Date: Wednesday, February 15, 2012
Author: Advisor.ca

CI Financial has struck a deal to acquire a “significant minority interest” in Lawrence Park Capital Partners Ltd., an alternative asset manager focused on fixed-income and credit strategies.  

CI’s ownership stake in LP Capital Partners is subject to receipt of securities regulatory approval.

“In Lawrence Park, we have identified an exceptional opportunity for growth and a firm that can benefit from CI’s support,” said Stephen A. MacPhail, CI president and CEO. “CI is always seeking to partner with superior portfolio managers across our business, and alternative investing, with its specialized and distinct strategies, is becoming increasingly attractive.”

The firm was founded by David Fry, its CEO, and Andrew Torres, its chief investment officer. The investment team includes Peter Metcalfe and John Young.

“We are pleased to partner with one of Canada’s largest and most successful asset managers, with a prominent and trusted brand and industry-leading expertise in portfolio management, administration and client service,” said David Fry, CEO of Lawrence Park. “This partnership will accelerate our growth plans and vastly expand the expertise and service backing our firm and the fund.”

Lawrence Park is launching its inaugural fund, Lawrence Park Credit Strategies Fund, in March.  CI will provide administrative services to the fund and assist LP Capital Partners in developing and executing a growth strategy. CI has also made an investment in the fund.

“CI’s participation in the Credit Strategies Fund helps us achieve scale and size significantly ahead of our original goals,” said Fry. “CI’s distribution network will complement our efforts to bring the Fund to the attention of Canadian HNW and institutional investors.”

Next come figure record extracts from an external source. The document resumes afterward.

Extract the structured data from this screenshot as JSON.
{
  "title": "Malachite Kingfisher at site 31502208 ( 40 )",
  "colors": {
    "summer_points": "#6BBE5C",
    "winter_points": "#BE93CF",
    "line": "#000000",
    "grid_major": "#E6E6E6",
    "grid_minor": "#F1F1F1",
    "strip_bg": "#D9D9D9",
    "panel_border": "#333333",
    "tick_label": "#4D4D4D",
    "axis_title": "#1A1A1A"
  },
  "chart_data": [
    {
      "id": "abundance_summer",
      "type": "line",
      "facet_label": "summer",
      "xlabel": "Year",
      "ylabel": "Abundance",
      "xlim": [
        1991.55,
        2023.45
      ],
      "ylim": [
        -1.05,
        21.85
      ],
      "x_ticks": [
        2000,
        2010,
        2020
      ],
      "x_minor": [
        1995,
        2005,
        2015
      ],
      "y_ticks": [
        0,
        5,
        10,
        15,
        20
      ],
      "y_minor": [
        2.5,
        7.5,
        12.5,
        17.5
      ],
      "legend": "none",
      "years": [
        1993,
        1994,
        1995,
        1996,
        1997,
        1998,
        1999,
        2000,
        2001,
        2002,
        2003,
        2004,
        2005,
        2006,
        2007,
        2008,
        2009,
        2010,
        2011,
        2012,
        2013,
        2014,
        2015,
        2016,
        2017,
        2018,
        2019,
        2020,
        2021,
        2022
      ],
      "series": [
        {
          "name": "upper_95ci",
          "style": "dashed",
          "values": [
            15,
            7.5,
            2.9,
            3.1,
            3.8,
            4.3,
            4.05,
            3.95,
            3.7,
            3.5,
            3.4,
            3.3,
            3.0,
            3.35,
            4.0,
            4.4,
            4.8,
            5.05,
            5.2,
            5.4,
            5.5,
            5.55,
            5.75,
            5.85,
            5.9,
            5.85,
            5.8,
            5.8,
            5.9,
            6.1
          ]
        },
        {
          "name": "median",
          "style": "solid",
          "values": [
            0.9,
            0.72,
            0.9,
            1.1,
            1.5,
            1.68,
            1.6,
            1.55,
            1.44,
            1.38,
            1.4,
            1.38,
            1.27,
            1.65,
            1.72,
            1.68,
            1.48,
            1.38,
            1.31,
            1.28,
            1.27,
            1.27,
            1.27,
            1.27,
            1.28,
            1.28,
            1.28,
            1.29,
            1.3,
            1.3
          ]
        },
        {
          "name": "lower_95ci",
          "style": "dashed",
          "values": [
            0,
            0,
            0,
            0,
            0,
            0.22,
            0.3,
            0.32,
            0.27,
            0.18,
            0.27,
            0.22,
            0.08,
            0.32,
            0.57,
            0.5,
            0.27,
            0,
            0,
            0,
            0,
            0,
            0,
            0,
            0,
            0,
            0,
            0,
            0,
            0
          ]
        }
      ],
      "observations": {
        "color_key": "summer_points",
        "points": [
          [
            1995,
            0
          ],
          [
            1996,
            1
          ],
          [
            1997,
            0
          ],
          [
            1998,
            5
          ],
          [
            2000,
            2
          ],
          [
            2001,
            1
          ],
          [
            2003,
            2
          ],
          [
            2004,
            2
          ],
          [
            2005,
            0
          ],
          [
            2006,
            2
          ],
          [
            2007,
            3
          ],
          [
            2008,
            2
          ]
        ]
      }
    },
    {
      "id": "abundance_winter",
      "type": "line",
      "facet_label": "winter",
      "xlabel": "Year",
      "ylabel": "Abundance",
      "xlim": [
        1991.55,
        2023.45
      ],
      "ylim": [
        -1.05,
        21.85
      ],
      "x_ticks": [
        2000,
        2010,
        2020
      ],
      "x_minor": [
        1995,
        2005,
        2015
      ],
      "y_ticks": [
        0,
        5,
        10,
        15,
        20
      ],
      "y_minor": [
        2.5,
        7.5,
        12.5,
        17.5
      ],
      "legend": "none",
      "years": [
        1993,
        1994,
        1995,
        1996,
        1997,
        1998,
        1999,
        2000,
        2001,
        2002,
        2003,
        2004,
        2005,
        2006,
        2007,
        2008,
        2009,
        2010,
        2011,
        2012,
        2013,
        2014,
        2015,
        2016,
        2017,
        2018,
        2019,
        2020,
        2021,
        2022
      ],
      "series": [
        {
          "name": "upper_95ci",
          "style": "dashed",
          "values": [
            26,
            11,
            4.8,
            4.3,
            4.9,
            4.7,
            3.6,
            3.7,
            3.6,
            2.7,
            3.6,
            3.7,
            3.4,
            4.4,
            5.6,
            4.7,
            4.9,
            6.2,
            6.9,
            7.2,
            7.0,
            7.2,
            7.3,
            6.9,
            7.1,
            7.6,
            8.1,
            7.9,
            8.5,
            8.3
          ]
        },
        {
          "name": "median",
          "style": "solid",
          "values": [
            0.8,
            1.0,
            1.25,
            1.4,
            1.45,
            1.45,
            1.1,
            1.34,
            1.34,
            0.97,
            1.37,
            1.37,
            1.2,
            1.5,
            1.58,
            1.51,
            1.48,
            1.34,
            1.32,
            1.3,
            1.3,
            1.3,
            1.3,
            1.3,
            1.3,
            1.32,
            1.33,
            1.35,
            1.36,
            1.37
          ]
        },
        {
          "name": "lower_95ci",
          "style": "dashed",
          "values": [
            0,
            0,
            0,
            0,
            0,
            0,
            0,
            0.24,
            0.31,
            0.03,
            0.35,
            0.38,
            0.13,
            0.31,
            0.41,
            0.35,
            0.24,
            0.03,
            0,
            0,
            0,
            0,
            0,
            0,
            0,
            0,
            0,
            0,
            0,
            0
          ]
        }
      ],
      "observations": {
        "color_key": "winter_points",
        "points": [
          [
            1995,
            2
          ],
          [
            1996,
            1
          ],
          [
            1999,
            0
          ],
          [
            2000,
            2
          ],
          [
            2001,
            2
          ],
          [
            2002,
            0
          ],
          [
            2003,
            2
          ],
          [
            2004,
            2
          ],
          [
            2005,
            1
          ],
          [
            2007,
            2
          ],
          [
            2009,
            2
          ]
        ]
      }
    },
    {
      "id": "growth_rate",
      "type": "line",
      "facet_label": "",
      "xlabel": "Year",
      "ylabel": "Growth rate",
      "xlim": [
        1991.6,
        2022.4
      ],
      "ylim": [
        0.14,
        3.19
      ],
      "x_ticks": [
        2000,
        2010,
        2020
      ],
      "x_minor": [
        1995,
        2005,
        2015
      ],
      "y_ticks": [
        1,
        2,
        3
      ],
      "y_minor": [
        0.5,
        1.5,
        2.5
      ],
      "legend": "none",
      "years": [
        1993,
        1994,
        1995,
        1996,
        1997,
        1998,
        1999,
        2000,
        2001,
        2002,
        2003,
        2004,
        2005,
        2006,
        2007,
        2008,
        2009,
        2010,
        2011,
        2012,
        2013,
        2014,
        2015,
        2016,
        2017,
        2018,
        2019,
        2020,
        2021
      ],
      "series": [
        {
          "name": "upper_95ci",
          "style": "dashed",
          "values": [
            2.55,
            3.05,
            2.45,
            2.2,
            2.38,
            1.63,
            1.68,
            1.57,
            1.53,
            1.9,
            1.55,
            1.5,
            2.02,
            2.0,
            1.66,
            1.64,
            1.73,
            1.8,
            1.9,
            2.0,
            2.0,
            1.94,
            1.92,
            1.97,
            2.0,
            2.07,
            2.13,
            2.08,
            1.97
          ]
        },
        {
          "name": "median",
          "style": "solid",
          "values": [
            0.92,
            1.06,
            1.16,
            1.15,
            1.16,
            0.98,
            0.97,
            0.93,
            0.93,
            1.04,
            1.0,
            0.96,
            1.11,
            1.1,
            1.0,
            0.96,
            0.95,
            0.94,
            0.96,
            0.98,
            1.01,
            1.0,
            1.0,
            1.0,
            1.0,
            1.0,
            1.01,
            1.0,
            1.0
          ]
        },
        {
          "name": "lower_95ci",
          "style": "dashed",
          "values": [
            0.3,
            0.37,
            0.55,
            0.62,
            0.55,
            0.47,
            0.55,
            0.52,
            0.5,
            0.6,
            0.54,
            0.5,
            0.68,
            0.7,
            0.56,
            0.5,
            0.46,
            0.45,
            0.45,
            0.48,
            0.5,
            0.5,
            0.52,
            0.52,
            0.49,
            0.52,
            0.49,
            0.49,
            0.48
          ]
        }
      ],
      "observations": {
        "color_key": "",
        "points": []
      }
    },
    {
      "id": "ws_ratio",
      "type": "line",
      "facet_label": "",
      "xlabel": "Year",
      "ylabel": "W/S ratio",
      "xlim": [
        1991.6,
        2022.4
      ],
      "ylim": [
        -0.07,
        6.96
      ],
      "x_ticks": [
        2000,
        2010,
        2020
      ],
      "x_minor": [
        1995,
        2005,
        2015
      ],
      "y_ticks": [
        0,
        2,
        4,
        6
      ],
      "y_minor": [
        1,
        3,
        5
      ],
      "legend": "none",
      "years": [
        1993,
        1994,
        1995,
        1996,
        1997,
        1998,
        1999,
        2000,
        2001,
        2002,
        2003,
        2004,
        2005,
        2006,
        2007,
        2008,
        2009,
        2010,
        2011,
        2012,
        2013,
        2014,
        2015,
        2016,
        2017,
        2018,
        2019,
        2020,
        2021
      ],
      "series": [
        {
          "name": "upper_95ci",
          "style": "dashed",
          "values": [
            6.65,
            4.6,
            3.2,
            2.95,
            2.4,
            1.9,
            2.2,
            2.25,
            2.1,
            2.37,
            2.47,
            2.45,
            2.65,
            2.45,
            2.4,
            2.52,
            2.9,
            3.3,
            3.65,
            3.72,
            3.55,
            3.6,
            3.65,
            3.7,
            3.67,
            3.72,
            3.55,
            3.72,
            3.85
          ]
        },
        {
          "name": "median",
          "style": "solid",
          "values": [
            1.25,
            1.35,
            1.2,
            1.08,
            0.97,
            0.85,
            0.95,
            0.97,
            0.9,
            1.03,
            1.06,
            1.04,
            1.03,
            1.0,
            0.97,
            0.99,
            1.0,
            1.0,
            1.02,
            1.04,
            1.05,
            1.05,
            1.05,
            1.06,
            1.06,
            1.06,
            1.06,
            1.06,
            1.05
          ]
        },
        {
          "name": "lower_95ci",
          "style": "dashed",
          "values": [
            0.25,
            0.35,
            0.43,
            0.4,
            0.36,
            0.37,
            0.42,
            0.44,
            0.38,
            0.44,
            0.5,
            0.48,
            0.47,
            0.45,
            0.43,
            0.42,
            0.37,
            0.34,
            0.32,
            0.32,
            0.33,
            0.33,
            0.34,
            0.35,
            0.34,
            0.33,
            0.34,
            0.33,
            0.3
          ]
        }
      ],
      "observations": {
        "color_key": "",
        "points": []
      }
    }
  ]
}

The Lawrence Park Credit Strategies Fund focuses on low volatility returns and capital preservation. The firm describes its process as “utilizing sound risk management, disciplined trading parameters and unique insight into the interconnections between global credit markets.”

The fund’s managers will take long and short positions within the major global credit markets to create a portfolio with mean reversion potential. Derivative strategies may be employed to hedge downside risk.

“We designed the fund around trade strategies used profitably by banks and hedge funds globally for well over a decade,” said Torres. “Our approach of hedging market directional movements from a portfolio of fixed-income investments is designed to deliver superior risk-adjusted returns to our investors.”

Lawrence Park Credit Strategies Fund is available to accredited investors only.